Competition and Cooperation in U.S.-Russia Relations

A new IISS report (via the Times of London) finding that, despite symbolic demonstrations of force, the Russian military still suffers from the effects of twenty years of neglect will come as no surprise to WPR readers, as Richard Weitz covered that ground already. Same goes for this Jamestown Foundation report on the impact of the financial crisis on Russia’s defense industry and much-needed military modernization program, which Richard foresaw as well. (Although the news that Prime Minister Vladimir Putin is now targeting the defense industry for mismanagement and inefficiencies makes running a Chinese dairy seem like a secure job.)

What’s more interesting from the two new reports is less the military hardware side, which might be delayed but will ultimately be accomplished, than the nature of Russia’s force restructuring programs: streamlining to a fully professional army along the lines of the brigade-size model of most Western militaries. As the IISS’s John Chipman says in the Times article, “This restructuring could make Russian armed forces more capable to operateagainst modern threats and potentially better interoperable with Westernforces.”

Of course, “modern threats” means everything from non-state actors to the Georgian military, meaning Russian forces will soon be capable of either competing or cooperating with Western security goals. Or rather, competing and cooperating with Western security goals, because despite all the talk of EU-Russia and NATO-Russia strategic partnerships (and I’m favorable to a lot of it), the fact remains that Russia will remain a sometimes-partner and sometimes-rival to the West for the foreseeable future.

I was at a U.S.-Russia relations conference the other night, and the representative of the Russian embassy very candidly said as much. He also very candidly admitted that both sides shared responsibility for the recent deterioration in relations.

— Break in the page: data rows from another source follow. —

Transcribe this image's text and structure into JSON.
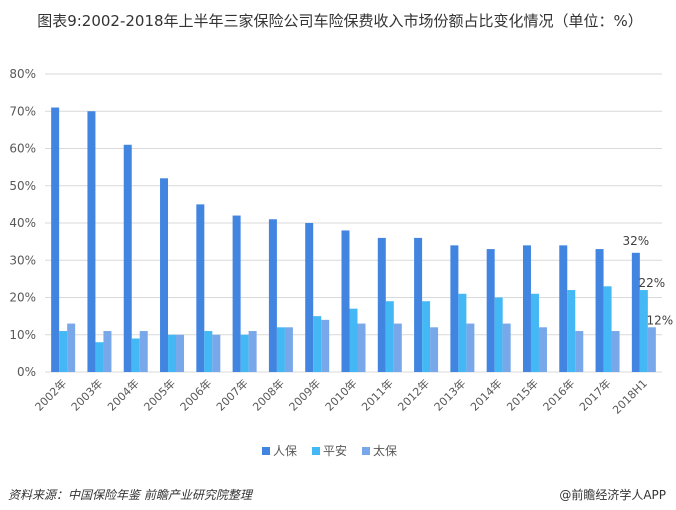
{
  "title": "图表9:2002-2018年上半年三家保险公司车险保费收入市场份额占比变化情况（单位：%）",
  "source": "资料来源：中国保险年鉴 前瞻产业研究院整理",
  "brand": "@前瞻经济学人APP",
  "chart_data": {
    "type": "bar",
    "title": "图表9:2002-2018年上半年三家保险公司车险保费收入市场份额占比变化情况（单位：%）",
    "categories": [
      "2002年",
      "2003年",
      "2004年",
      "2005年",
      "2006年",
      "2007年",
      "2008年",
      "2009年",
      "2010年",
      "2011年",
      "2012年",
      "2013年",
      "2014年",
      "2015年",
      "2016年",
      "2017年",
      "2018H1"
    ],
    "series": [
      {
        "name": "人保",
        "color": "#4285e0",
        "values": [
          71,
          70,
          61,
          52,
          45,
          42,
          41,
          40,
          38,
          36,
          36,
          34,
          33,
          34,
          34,
          33,
          32
        ]
      },
      {
        "name": "平安",
        "color": "#44b8f5",
        "values": [
          11,
          8,
          9,
          10,
          11,
          10,
          12,
          15,
          17,
          19,
          19,
          21,
          20,
          21,
          22,
          23,
          22
        ]
      },
      {
        "name": "太保",
        "color": "#78a7ea",
        "values": [
          13,
          11,
          11,
          10,
          10,
          11,
          12,
          14,
          13,
          13,
          12,
          13,
          13,
          12,
          11,
          11,
          12
        ]
      }
    ],
    "data_labels": [
      {
        "category": "2018H1",
        "labels": [
          "32%",
          "22%",
          "12%"
        ]
      }
    ],
    "yticks": [
      "0%",
      "10%",
      "20%",
      "30%",
      "40%",
      "50%",
      "60%",
      "70%",
      "80%"
    ],
    "ylim": [
      0,
      80
    ],
    "grid": true,
    "legend": "bottom"
  }
}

It’s pretty clear what America could do to improve matters (e.g., reconsider European-based missile defense and NATO expansion). But the same Russian representative got prickly when I asked him what Russia could do, and basically said that Moscow had already done enough.

So the question of where the approach will be competitive and where it will be cooperative, and how to “decouple” (to use a new buzzword) the two, will determine how relations evolve moving forward. For now, most of the Russian concessions being offered — suspending deployment of Iskander missiles to the Russia-Poland border, opening Russian supply routes to Afghanistan, and relaxing resistance to Central Asian supply routes — essentially roll back retaliatory moves to the Bush administration’s more confrontational policies.

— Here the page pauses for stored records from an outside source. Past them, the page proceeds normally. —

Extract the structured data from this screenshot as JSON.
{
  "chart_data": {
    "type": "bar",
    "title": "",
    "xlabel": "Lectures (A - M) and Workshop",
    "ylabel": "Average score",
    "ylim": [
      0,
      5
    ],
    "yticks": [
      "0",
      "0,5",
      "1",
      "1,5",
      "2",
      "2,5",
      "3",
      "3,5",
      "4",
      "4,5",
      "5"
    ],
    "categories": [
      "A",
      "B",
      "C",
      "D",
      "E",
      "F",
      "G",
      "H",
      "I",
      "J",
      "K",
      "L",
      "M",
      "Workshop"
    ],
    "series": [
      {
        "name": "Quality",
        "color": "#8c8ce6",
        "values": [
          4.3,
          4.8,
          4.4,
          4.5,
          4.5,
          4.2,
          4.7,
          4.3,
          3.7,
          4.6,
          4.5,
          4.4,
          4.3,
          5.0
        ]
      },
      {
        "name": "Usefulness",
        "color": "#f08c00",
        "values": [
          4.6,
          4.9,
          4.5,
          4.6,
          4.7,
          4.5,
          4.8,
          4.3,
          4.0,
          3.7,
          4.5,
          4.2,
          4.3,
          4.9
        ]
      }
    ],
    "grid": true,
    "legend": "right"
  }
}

But the Iranian dossier could look dramatically different if the Obama adminsitration’s desire to engage diplomatically were backed up by a more solid contribution from Russia to making Tehran suffer consequences for not changing its own behavior. And a higher Russian profile in U.N. peacekeeping operations — outside of Abkhazia and South Ossetia, that is — would enhance strained Western efforts to stabilize conflict zones that serve as vectors for transnational threats.

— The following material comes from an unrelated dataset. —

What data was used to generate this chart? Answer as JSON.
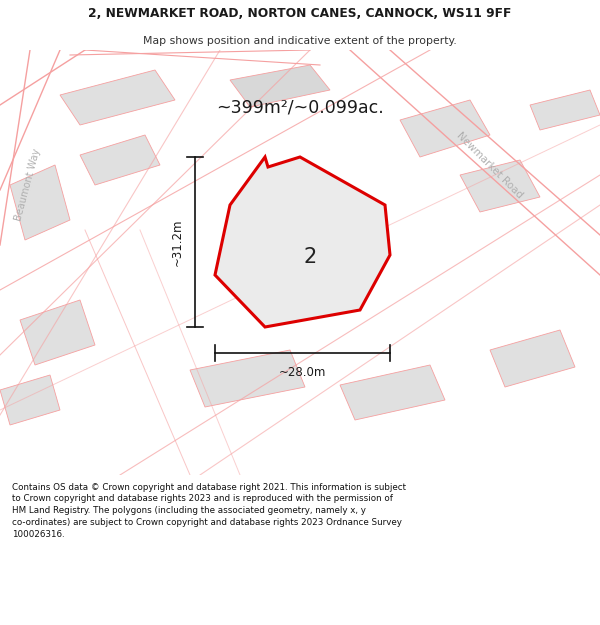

Like the Middle East, the challenge for the Obama administration in Russia policy will be how to repair the Bush administration’s legacy without incurring maximal costs. But the structural weakness of Russia’s military creates room for making generous offers, since the threat is much less menacing than the Cold War headlines make it seem, and Russia stands to benefit much more from a cooperative relationship based on mutual respect and security assurances than a confrontational one based on mutual suspicion and rivalry.

That doesn’t mean there shouldn’t be clear-eyed and realistic negotiations. Some of the other proposals I heard the other night regarding a broad NATO-CSTO security architecture, or Joschka Fischer’s recent proposal of admitting Russia to NATO (which the Russian representative called a “strong gesture” that Russia would be unlikely to accept), struck me as being theoretically intriguing but somewhat idealistic. Fischer described his own proposal as an approach that “presupposes . . . things that don’t exist at the moment,” which has a usefulness, but a limited one.

I’ve been guilty of a bit of that myself. But the broad outlines of a NATO-EU-Russia security architecture should be considered as a longterm goal by which to measure immediate policy. In fact, including China in the equation, too, would go a long way to creating a stable backstop for the emerging multipolar order.